Он уже предполагал ответ. Мозг, привыкший анализировать исходные факты, услужливо подсказал решение: Лехе-Гестапо нельзя было убивать Лишнева, это вызвало бы сильные подозрения. Нет! Не просто подозрения. Все бы догадались, откуда исходит удар. Но проколовшийся «пахан» не мог простить соперника. Ему нужно было срочно, незамедлительно восстановить пошатнувшуюся репутацию. И Леха Мезенцев выбрал иезуитский способ — унизить противника, который втоптал лидера зэков в грязь. Пусть теперь сам вываляется в дерьме еще больше! Бывший спецназовец начнет делать под себя, как ребенок. На виду у всех.
А он, Дима Клоков, должен вылить сильнодействующее слабительное в чай Константину…

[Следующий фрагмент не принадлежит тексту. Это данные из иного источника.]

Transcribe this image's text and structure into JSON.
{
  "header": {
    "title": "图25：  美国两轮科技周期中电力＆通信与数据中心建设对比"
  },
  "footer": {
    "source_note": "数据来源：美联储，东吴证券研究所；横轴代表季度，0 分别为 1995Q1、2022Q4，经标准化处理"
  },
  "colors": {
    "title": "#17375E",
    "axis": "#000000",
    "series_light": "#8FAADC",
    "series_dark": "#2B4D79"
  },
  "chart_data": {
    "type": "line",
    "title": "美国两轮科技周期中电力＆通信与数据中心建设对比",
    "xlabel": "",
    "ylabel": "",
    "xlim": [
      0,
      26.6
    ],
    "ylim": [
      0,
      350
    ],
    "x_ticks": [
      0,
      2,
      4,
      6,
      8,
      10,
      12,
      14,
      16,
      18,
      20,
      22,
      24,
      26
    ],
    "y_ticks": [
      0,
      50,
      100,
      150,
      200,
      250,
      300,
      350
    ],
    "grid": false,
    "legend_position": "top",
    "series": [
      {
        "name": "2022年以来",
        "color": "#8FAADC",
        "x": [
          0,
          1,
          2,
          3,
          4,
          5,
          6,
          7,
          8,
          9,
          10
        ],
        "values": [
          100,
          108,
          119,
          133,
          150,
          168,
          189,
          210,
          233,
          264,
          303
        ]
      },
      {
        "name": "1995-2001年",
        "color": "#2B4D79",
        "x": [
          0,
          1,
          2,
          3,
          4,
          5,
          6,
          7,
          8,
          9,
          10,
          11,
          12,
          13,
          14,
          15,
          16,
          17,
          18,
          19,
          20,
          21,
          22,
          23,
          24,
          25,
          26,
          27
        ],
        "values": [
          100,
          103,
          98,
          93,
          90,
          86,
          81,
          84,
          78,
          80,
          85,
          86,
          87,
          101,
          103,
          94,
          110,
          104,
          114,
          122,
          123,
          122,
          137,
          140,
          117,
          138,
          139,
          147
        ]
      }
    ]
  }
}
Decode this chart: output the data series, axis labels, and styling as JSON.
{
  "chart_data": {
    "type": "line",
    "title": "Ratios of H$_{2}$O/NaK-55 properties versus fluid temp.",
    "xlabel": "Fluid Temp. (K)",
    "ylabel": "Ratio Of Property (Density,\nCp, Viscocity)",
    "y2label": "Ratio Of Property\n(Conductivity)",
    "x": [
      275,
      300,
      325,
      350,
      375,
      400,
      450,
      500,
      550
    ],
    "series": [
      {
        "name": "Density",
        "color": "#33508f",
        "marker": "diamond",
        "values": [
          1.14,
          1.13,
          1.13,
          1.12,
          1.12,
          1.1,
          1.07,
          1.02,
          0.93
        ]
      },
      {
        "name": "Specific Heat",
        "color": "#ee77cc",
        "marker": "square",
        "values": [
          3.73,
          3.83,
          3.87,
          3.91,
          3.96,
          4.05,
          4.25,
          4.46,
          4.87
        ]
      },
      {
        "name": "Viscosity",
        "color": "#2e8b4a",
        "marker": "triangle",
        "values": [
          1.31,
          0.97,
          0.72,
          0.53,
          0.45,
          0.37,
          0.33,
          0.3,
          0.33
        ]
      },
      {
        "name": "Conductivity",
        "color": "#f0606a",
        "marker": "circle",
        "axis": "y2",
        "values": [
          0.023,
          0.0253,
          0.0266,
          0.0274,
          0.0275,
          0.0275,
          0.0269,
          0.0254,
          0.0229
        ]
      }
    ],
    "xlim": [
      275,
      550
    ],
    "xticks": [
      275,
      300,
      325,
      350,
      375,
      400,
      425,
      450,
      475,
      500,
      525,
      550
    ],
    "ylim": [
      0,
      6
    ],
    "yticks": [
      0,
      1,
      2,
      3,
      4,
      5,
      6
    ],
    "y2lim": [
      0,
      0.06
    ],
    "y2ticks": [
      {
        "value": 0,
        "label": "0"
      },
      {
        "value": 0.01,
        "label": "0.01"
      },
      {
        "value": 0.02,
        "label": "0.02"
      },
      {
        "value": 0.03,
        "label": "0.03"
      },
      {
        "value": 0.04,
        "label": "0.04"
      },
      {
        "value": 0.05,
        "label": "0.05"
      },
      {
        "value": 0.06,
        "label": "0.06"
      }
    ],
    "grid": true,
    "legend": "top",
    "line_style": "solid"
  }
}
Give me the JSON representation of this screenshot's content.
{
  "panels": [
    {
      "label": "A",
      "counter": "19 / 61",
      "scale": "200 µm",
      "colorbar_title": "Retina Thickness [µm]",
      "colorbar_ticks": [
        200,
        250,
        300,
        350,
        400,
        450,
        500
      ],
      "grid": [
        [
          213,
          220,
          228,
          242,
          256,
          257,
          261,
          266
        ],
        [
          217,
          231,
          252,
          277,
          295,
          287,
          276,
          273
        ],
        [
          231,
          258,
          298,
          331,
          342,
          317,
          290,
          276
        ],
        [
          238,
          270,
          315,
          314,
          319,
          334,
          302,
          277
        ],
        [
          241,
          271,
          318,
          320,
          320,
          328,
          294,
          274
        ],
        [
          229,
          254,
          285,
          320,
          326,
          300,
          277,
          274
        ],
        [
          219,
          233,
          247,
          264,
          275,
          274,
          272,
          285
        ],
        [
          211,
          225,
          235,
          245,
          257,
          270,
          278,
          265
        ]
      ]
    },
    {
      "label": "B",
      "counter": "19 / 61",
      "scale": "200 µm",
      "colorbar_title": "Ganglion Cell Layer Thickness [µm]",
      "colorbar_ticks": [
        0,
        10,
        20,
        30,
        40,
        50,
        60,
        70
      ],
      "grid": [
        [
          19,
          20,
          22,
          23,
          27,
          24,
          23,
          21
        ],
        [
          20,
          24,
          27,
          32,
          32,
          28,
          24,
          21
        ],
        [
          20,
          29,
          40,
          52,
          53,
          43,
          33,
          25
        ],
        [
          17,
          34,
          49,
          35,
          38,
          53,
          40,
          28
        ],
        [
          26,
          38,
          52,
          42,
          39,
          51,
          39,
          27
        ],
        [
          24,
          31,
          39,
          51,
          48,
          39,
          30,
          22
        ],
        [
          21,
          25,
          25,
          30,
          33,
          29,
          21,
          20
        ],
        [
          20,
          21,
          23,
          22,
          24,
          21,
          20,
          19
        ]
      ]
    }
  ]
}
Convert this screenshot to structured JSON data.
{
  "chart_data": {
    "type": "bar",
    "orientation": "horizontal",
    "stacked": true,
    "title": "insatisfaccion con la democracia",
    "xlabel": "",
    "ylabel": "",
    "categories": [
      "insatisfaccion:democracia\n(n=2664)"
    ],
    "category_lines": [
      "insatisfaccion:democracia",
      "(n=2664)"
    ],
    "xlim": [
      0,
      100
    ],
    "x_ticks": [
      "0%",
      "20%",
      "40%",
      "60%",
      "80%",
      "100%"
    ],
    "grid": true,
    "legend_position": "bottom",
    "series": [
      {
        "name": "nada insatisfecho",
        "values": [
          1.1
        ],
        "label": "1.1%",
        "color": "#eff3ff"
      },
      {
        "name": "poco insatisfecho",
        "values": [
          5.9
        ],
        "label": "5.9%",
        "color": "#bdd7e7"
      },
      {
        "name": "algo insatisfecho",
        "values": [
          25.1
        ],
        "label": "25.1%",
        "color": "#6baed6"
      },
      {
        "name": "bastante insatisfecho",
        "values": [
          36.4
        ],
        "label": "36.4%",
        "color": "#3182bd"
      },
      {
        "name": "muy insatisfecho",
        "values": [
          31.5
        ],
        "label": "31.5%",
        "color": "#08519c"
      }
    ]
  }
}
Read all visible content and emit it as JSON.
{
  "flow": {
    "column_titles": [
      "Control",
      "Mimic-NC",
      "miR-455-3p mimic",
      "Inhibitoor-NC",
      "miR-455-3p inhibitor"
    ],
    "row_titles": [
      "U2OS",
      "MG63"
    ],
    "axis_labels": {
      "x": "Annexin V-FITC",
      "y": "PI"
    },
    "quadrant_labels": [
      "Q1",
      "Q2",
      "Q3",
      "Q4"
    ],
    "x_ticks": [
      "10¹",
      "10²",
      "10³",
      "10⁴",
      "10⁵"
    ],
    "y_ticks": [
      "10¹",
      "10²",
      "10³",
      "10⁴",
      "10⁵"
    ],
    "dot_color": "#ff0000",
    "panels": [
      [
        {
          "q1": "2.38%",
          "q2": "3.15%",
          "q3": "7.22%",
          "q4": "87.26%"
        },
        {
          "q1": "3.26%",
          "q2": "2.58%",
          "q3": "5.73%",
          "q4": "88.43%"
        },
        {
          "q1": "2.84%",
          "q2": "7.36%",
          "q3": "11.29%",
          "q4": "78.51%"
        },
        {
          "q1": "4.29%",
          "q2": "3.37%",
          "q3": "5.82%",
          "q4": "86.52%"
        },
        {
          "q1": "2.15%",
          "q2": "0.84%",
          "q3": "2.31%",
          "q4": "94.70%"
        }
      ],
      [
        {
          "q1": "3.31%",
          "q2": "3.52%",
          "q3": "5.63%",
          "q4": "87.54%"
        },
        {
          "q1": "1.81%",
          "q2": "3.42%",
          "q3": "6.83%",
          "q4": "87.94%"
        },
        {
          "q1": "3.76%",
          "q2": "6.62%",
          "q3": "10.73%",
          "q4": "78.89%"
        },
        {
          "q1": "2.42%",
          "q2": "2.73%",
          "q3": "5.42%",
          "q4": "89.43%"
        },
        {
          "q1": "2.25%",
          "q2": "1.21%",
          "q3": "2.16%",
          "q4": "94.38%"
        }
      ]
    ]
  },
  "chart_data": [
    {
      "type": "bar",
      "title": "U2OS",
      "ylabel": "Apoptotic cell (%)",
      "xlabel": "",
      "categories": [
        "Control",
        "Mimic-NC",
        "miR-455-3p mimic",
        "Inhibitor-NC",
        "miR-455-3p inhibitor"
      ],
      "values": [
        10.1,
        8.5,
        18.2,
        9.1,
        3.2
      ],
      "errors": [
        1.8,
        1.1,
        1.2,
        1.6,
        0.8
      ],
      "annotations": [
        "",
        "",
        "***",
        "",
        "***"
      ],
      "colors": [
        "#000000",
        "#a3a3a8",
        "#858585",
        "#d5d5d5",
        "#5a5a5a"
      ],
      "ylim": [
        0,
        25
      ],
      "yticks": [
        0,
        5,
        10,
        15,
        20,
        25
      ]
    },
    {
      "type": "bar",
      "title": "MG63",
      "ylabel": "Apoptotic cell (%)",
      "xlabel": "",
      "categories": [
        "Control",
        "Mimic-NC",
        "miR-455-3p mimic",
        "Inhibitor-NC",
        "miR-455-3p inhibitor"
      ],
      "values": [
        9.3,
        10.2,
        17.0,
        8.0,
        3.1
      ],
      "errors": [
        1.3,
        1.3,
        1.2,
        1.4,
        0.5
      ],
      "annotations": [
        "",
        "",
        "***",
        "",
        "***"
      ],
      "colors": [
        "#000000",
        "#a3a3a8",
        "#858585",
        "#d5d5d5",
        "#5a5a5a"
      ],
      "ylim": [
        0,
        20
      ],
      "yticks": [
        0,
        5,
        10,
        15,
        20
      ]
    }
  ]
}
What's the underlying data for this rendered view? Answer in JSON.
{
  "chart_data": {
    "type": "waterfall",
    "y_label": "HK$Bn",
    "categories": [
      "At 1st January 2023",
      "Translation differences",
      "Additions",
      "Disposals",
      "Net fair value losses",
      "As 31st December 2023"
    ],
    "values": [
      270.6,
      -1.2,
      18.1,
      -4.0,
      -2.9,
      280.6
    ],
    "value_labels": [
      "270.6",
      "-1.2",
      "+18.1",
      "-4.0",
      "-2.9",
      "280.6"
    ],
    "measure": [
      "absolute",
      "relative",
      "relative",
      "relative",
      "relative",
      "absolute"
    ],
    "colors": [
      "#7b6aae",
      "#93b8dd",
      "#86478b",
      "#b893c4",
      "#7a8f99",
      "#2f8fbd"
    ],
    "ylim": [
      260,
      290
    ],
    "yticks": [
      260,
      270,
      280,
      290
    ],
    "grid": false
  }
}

— Вижу, ты сам до всего допер, — подручный Лехи Мезенцева перестал улыбаться, его лицо стало другим. Жестким, злым. — Бери, действуй!
— Я не могу… — прошептал Дима, закрывая глаза.
Он ненавидел Лишнева, но не мог поступить с бывшим спецназовцем
— Нет, я не могу… — повторил Дима, не поднимая глаз. Словно можно было стоять вот так, не видя ничего вокруг, и от этого проблемы исчезали сами собой.
Каким бы человеком ни был Лишнев, но то, что требовал «пахан», делать нельзя.
— Бери, не зли Леху! — Пинцет резко всунул капсулу в потную ладонь бывшего студента. — Помни, идиот, Леха не случайно получил кликуху «Гестапо» на зоне. Хочешь на себе проверить?
— Я не буду этого делать! Передай своему пахану, — Дима посмотрел на Пинцета, раскрыл ладонь, предлагая зэку забрать капсулу.
— Тебе жить, — спокойно заметил тот, пожав плечами. — Бери, думай сам, как быть. Леха дает тебе два дня, включая сегодняшний. Не сделаешь — опустим. И еще раз опустим. По-всякому. Потом — искалечим. Затем, когда еще чуток помучаешься, перо под ребра засунем. И пойдешь на корм птицам. Или рыбам. Я все сказал. Думай.
Пинцет ушел. Дима, весь мокрый от пота, прислонился к черной стене домика.
— Господи, да что же это такое? — простонал Клоков, в отчаянии глядя на полураскрытую ладонь.
В ней перекатывалась маленькая капсула, наполненная желтоватой жидкостью.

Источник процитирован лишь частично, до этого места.